Getting net income is tiny bit harder. If you remember your accountancy text books, net income \(ni\) is:

\[ni = t - e\]

If expenses are modeled by the normal distribution, the answer here is just a variation of the process I used for combining sales. But what if expenses are modeled by some other distribution? That's where things get tough. 

Combining random variables with different probability distributions is hard. There's no good inventory I could find on the web of known solutions. You can do the symbolic calculation by hand, but that requires a good grasp of calculus. You might think that something like SymPy would work, but at the time of writing, SymPy doesn't have a good way of doing it. The final way of doing it is using a discrete approximation, but that's time consuming to do.  Bottom line: there's no easy solution if the distributions aren't all normal or aren't all uniform.

Division and multiplication with random variables

Most problems using random variables seem to boil down to adding them. If you need to multiply or divide random variables, there are ways to do it. The book "The Probability Lifesaver" by Stephen J. Miller  explains how.

Minimum, maximum, and expected values

I said that convolving random variables can be very hard, but getting some values is pretty straightforward.

The maximum of two random variables \(f\) and \(g\) is simply \(max(f) + max(g)\)

The minimum of two random variables \(f\) and \(g\) is simply \(min(f) + min(g)\)

What about the mean? It turns out, getting the mean is easy too. The mean value of a random variable is often called the expectation value and is the result of a function called \(E\), so the mean of a random value \(X\) is \(E(X)\).  The formula for the mean of two random variables is:

\[E(X + Y) = E(X) + E(Y)\]

In simple words, we add the means. 

Note I didn't say what the underlying distributions were. That's because it doesn't matter.

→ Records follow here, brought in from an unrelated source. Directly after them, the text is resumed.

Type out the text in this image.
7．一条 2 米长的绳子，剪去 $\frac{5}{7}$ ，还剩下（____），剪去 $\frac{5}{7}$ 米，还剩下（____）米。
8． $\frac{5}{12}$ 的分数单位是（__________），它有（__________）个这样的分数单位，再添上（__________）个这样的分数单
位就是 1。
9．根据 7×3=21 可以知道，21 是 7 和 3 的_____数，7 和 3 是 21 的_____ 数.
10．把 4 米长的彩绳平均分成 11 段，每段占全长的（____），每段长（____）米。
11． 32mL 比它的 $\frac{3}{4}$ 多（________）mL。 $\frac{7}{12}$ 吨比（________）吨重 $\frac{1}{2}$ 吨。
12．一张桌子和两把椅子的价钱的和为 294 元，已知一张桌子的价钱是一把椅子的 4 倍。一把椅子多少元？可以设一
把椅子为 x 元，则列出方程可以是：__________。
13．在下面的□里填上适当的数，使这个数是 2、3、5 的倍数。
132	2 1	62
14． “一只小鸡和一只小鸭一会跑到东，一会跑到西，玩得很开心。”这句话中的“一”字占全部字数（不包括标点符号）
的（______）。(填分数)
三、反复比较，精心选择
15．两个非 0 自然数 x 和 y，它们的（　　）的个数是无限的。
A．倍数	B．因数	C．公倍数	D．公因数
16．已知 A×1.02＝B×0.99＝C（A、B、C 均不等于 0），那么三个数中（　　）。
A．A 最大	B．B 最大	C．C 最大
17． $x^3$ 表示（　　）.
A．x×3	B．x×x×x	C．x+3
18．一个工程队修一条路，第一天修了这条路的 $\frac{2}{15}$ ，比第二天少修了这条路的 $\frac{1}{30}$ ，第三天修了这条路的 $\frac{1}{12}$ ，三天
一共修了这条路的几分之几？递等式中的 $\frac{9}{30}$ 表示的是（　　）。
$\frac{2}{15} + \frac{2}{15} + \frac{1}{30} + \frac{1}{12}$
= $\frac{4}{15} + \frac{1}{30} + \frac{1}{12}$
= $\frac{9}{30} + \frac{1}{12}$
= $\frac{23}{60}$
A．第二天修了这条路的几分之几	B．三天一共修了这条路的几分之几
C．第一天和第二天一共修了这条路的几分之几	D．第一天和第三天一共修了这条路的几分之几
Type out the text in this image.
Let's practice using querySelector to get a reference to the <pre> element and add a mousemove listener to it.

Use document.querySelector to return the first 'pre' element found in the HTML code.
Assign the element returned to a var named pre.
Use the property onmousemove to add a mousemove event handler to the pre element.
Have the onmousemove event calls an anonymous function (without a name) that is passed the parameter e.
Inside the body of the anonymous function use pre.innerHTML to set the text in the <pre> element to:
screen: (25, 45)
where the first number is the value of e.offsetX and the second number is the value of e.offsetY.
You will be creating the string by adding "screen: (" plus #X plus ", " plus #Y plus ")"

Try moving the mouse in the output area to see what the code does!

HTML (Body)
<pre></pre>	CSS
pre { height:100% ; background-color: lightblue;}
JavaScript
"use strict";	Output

What if we apply some function to a random variable? It turns out, you can calculate the mean of a function of a random variable fairly easily and the arithmetic for combining multiple means is well known. There are pages on Wikipedia that will show you how to do it (in general, search for "linear combinations of expectation values" to get started).

Bringing it all together

There are a host of business and technical problems where we can't give a precise answer, but we can model the distribution of answers using random variables. There's a ton of theory surrounding the properties and uses of random variable, but it does get hard. By combining random variables, we can build models of more complicated systems, for example, we could forecast the range of net incomes for a company for a year. In some cases (e.g. normal distributions), combining random variables is easy, in other cases, it takes us in the world of calculus or discrete approximations. 

Yes, random variables are hard, but they're very powerful.